Le premier ministre tchèque Mirek Topolanek, qui achevait hier une visite en Pologne consacrée à ce dossier, compte rencontrer à son retour l'ambassadeur de Russie à Prague pour aborder cette question.
Dans la journée, le ministre russe des Affaires étrangères Sergueï Lavrov a une fois encore fait part des inquiétudes du Kremlin au sujet des projets américains, tout en assurant que Moscou n'entrerait pas dans une nouvelle course aux armements avec Washington.

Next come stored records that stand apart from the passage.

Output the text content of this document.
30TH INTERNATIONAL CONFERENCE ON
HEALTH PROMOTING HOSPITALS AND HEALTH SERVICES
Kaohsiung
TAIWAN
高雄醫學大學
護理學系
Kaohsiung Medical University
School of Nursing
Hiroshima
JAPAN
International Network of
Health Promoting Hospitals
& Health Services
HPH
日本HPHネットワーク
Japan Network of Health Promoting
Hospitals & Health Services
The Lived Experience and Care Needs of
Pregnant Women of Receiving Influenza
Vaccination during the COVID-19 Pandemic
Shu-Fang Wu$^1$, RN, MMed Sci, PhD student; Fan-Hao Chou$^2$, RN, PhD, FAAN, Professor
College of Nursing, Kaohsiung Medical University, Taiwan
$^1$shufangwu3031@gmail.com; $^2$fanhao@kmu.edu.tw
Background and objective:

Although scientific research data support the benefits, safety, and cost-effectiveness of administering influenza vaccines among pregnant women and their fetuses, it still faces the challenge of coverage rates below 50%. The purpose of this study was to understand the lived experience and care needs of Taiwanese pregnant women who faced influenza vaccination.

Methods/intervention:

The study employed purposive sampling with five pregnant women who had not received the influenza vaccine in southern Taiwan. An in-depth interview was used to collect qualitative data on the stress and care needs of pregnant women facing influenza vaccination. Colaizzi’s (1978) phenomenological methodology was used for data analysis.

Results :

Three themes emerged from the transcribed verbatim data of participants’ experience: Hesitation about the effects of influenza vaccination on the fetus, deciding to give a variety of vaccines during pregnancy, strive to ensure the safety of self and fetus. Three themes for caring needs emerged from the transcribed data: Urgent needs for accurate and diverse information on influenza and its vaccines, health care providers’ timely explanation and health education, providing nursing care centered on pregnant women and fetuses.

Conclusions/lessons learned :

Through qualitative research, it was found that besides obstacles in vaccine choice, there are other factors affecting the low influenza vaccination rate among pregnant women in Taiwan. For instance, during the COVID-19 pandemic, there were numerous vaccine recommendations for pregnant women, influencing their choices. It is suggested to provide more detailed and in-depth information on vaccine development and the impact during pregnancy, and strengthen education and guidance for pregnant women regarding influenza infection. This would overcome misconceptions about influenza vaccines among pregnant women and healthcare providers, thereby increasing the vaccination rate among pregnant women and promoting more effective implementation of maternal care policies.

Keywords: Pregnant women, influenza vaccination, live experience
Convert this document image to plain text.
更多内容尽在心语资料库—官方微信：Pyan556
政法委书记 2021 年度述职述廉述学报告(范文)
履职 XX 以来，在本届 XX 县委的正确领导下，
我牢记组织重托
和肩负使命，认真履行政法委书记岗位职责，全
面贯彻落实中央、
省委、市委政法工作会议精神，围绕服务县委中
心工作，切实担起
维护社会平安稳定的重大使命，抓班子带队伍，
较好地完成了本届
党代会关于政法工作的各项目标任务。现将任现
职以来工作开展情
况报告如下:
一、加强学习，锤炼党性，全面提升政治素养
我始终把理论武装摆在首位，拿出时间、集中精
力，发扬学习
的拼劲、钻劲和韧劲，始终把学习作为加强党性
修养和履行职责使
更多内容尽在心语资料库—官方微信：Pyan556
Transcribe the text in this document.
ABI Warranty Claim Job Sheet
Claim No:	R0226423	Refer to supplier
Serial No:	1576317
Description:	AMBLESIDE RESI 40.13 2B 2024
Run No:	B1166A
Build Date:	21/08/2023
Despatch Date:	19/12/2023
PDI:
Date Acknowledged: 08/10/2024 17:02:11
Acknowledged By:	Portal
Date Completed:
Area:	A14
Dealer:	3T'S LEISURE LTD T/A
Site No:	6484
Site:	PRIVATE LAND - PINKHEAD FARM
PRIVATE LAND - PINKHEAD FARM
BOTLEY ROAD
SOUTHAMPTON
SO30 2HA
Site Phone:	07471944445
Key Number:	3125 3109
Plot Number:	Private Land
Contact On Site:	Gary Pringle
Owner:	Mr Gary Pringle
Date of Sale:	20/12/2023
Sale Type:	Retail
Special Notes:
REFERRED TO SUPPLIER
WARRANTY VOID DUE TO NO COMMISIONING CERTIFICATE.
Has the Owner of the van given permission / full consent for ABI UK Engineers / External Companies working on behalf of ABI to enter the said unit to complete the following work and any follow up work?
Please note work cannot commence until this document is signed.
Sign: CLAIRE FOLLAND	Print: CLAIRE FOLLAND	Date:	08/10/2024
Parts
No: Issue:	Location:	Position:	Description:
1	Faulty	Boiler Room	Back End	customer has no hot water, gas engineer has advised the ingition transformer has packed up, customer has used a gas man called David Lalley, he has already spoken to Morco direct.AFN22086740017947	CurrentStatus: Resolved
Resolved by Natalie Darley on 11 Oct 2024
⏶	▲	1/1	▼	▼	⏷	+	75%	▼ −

Globalement favorables au projet de déploiement, malgré l'opposition de leur opinion publique, Varsovie et Prague ont décidé lundi de coopérer étroitement pour négocier avec Washington les conditions du déploiement d'une station radar en République tchèque et d'un silo souterrain de tir en Pologne.
Ces dernières semaines, les dirigeants politiques des deux pays n'ont cessé de répéter que le projet américain qui vise à contrer les menaces potentielles de l'Iran n'était nullement dirigé contre la Russie.
De son côté, le ministre allemand des Affaires étrangères Frank-Walter Steinmeier a critiqué l'approche des États-Unis, déclarant lundi qu'il «aurait fallu en discuter avant avec la Russie» et plaidant pour «une approche prudente et un dialogue intensif avec tous les partenaires directement ou indirectement concernés».
Le 10 février, le président russe Vladimir Poutine a estimé à Munich, dans un discours à forts relents anti-américains, que le projet d'extension du bouclier n'avait «rien à voir avec les menaces actuelles dans le monde», mais, avec d'autres mesures prises par l'OTAN, rompait l'équilibre militaire au détriment de la Russie.
La semaine dernière, le chef de l'état-major des forces armées russes, Iouri Balouïevski, a menacé de quitter le traité américano-soviétique (FNI) sur les forces nucléaires intermédiaires qui interdit depuis sa signature, en 1987, une classe entière de missiles de courte ou moyenne portée, c'est-à-dire ceux susceptibles d'atteindre l'Europe.
L'OTAN a critiqué lundi ses «propos extrêmes», les jugeant déplacés, comme l'a déclaré à Bruxelles James Appathurai, le porte-parole du secrétaire général de l'Alliance atlantique Jaap de Hoop Scheffer.